Proportional integral derivative (PID) is a control loop feedback mechanism. The main point of using a PID-based control is for efficiently controlling motors or actuators. The main task of the PID is to minimize the error of whatever we are controlling.

It takes an input and then calculates the deviation or error from the intended behavior and ultimately adjusts the output.

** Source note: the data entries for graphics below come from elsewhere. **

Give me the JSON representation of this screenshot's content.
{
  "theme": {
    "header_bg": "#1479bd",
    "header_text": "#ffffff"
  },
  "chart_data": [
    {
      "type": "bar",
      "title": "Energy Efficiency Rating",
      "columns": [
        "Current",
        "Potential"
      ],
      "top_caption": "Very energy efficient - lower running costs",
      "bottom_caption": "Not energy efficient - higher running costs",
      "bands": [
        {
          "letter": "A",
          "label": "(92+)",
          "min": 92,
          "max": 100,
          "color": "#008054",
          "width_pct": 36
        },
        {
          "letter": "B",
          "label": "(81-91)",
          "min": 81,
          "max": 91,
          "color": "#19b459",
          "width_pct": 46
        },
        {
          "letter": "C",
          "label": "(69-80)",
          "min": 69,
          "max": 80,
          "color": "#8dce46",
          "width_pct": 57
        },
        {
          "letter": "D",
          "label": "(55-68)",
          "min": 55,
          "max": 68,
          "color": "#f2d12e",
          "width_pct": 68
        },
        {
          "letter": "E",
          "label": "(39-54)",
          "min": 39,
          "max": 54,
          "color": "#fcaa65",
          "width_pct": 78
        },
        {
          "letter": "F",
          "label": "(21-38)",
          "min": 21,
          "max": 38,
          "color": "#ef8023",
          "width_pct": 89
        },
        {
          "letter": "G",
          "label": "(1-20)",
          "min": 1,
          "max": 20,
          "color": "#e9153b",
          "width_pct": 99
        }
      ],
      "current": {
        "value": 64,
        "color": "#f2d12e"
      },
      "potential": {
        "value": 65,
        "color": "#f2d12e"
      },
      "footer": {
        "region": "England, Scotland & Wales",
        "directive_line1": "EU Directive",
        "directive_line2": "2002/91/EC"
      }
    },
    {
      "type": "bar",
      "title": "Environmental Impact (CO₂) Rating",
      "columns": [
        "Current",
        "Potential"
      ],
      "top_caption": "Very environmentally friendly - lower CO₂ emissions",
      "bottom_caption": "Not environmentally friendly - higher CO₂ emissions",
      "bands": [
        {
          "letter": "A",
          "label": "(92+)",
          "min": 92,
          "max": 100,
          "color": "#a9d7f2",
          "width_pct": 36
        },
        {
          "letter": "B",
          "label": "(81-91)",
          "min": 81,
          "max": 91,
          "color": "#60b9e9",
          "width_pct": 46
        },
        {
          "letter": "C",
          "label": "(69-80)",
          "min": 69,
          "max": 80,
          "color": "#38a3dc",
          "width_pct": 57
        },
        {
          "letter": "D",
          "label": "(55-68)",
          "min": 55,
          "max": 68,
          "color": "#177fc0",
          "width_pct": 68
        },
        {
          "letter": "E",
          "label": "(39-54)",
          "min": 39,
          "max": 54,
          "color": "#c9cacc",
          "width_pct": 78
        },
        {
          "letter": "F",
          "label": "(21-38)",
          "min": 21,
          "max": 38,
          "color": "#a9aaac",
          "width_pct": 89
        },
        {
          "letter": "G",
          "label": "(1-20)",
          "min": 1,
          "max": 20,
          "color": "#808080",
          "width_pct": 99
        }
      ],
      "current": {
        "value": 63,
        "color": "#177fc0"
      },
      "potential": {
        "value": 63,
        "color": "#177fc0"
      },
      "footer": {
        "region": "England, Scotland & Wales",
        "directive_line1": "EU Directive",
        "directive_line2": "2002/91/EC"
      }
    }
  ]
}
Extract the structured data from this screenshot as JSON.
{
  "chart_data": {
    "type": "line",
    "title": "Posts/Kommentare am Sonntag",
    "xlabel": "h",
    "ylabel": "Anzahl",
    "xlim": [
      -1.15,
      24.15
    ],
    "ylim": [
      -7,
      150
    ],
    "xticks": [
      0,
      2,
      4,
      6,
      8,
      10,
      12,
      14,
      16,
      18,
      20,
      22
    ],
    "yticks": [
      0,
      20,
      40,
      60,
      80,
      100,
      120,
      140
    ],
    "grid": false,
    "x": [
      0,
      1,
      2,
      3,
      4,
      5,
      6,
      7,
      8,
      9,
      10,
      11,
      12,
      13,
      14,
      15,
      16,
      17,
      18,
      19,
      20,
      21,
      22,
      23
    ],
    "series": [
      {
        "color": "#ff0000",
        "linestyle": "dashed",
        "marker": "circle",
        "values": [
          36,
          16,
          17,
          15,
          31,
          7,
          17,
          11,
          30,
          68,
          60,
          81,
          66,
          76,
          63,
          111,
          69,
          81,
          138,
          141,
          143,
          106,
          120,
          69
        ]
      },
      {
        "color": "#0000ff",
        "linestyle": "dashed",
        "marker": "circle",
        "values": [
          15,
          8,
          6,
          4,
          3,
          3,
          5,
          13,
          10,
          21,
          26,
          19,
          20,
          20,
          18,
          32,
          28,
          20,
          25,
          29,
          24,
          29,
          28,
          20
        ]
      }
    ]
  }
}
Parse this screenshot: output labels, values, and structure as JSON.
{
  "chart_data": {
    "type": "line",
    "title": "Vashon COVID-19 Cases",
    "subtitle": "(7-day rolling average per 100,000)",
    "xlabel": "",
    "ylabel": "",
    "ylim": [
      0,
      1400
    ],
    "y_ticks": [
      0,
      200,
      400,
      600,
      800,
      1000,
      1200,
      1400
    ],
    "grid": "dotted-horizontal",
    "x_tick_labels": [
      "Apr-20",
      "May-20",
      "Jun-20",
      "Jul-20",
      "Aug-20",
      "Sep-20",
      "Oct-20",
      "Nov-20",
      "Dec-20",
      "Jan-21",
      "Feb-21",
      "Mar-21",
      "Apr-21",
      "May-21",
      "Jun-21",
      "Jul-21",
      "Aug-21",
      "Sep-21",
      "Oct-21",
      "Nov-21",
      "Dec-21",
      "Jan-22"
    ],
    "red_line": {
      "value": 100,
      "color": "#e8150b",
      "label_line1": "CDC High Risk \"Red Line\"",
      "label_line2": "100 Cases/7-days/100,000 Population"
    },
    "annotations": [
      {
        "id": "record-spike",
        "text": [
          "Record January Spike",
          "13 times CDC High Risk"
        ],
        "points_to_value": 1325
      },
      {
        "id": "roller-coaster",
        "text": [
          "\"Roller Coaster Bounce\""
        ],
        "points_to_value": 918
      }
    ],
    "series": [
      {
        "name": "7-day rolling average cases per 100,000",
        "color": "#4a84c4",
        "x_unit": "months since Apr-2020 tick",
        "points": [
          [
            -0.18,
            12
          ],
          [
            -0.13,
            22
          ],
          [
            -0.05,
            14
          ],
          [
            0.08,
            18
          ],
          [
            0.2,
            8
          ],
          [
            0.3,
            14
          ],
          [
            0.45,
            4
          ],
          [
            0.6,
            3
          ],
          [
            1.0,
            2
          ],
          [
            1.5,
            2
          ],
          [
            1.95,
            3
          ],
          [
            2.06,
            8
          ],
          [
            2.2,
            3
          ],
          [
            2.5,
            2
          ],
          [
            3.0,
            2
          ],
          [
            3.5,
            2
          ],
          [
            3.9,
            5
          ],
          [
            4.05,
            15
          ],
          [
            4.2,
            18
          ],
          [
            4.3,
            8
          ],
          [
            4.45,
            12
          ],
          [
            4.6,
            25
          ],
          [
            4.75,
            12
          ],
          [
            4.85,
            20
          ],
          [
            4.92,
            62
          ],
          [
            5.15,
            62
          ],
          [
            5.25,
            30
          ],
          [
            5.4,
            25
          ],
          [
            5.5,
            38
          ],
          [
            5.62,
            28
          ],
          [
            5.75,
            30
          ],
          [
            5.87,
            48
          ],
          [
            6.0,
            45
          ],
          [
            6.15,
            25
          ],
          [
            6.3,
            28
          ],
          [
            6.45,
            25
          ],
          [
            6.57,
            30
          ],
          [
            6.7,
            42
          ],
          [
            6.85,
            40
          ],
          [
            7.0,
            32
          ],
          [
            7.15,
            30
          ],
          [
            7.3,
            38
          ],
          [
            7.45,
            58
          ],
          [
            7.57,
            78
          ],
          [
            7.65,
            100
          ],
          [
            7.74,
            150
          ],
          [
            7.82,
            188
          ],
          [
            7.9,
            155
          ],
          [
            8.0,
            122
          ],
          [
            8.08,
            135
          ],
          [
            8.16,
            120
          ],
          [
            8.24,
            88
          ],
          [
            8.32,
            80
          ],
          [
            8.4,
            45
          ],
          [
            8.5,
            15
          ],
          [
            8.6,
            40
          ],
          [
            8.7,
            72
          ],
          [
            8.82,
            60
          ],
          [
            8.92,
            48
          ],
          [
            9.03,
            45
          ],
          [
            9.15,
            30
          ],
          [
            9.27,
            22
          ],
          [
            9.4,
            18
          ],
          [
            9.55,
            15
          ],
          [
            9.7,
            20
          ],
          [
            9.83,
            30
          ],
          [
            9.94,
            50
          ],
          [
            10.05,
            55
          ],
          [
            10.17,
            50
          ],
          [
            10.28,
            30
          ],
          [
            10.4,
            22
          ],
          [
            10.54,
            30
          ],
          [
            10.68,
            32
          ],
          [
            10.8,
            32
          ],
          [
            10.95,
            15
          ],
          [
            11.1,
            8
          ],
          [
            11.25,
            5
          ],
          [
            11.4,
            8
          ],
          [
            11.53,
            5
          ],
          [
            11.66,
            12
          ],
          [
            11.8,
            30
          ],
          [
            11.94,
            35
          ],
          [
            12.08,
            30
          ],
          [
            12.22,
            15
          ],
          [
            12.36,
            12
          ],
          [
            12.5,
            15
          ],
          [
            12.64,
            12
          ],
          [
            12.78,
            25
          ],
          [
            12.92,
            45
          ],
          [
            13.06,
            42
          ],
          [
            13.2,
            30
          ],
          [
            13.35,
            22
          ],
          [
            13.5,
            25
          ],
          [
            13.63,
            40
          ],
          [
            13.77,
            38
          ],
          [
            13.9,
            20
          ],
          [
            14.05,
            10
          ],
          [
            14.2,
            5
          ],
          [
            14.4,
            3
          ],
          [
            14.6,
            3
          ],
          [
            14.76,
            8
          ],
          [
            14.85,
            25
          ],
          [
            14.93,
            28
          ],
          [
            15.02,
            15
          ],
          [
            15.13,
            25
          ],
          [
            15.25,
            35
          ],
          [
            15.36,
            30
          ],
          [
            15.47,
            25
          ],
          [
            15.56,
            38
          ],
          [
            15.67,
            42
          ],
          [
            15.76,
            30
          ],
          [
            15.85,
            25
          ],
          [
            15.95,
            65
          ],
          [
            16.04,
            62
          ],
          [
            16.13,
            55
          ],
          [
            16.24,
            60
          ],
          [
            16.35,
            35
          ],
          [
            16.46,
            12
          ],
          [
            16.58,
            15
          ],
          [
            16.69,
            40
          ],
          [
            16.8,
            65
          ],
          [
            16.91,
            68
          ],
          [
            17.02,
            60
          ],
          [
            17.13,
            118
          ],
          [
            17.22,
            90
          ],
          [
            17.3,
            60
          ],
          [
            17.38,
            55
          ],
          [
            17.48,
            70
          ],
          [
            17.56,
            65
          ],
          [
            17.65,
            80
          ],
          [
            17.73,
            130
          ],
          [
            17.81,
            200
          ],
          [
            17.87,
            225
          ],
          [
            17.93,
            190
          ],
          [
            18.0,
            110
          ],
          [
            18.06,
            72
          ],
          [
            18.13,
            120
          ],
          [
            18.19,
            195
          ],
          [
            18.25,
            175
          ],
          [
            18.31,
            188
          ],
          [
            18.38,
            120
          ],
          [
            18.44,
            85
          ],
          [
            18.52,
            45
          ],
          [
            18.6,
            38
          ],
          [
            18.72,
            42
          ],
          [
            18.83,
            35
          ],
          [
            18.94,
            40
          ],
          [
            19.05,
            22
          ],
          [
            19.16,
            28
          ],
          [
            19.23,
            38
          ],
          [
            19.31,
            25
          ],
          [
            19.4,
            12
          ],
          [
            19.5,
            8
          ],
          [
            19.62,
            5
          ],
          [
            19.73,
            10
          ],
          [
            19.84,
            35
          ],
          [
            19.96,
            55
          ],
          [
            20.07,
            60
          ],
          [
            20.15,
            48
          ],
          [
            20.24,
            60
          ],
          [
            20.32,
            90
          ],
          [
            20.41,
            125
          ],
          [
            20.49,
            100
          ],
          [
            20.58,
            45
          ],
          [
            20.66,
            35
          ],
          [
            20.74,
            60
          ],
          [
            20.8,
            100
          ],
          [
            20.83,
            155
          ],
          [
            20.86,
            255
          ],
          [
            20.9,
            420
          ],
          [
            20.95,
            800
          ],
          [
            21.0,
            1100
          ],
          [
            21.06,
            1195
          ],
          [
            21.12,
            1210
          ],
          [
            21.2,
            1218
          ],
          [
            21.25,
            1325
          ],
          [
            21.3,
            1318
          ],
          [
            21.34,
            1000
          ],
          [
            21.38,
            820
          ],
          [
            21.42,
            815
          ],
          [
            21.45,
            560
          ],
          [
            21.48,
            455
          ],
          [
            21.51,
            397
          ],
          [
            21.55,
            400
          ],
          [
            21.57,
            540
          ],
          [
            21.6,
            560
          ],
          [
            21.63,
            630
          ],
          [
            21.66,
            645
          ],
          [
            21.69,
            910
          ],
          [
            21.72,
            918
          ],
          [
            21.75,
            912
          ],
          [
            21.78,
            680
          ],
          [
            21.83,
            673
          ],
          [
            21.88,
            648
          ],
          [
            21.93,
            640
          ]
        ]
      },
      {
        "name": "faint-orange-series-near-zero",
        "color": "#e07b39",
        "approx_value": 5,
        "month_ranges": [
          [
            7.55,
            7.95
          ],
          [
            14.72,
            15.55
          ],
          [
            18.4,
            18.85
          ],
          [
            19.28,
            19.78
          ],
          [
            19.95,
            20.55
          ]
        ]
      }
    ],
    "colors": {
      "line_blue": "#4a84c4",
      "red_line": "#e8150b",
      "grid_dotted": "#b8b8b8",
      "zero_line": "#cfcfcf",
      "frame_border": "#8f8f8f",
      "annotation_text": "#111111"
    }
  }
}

Line following may be accurate at lower speeds, but at higher speeds, things may get out of hand or out of control. That's when the PID comes into the picture. Let's have a look at some of the terminology:

• Error: The error is something that the device isn't doing the right way. If the RPM of a motor is 380 and the desired RPM is 372 then the error is 380-372=8.
• Proportional (P): It is directly proportional to the error.
• Integral (I): It depends on the cumulative error over a period of time.
• Derivative (D): It depends on the rate of change of error.
• Constant factor: When the terms P, I, and D are included in code, it is done by multiplying with some constant factors:
• • P: Factor (Kp)
  • I: Factor (Ki)
  • D: Factor (Kd)
• Error measurement: Consider a line follower robot with a five-sensor array that returns digital values; let's have a look at the error measurement. The input obtained from the sensors needs to be weighted depending on the possible combinations of the input. Consider the following table:

The range of values is from -5 to +5. The measurement of the position of the robot is taken several times in a second and then, with the average, we determine the errors.

• PID formulae: The error value calculated needs to affect the real motion of the robot. We need to simply add the error value to the output to adjust the robot's motion.
• Proportional:

Difference = Target position - Present position
Proportional = Kp * Difference

The preceding approach works, but it is found that for a quick response time, if we use a large constant or if the error value is large then the output overshoots the set point. In order to avoid that, the derivative is brought into the picture.

• Derivative: Derivative is the rate of change of error.

Rate of change = (Difference - Previous difference) / Time interval
Derivative = Kd * Rate of change

The timing interval is obtained by using the timer control of the Intel Edison. This helps us to calculate how quickly the error changes, and based on that, the output is set.

• Integral:

Integral = Integral + Difference
Integral = Ki * Integral

The integral improves the steady state performance. All the errors are thus added together and the result is applied on the motion of the robot.

The final control signal is obtained from this:

Proportional + Integral + Derivative

• Tuning: PID implementation can't help you, rather it will degrade the motion of the robot unless and until it is tuned. The tuning parameters are Kp, Ki, and Kd. The tuning value depends on various parameters, such as the friction of the ground, the light conditions, the center of mass, and many more. It varies from one robot to the other.

Set everything to zero and start with Kp first. Set Kp to 1 and see the condition of the robot. The goal is to make the robot follow the line even if it's wobbly. If the robot overshoots and loses the line, decrease Kp. If it's not able to take turns or seems sluggish, increase Kp.

Once the robot follows the line more or less correctly, assign 1 to Kd. For now, skip Ki. Increase the value of Ki until you see less wobbling. Once the robot is fairly stable and able to follow the line more or less correctly, assign a value ranging from 0.5-1 in Ki. If the value is too low, not much of a difference would be found. If the value is too high, then the robot may jerk left and right quickly. You may end up incrementing by .01.

PID doesn't implement effective results unless it's properly tuned, so coding only won't yield proper results.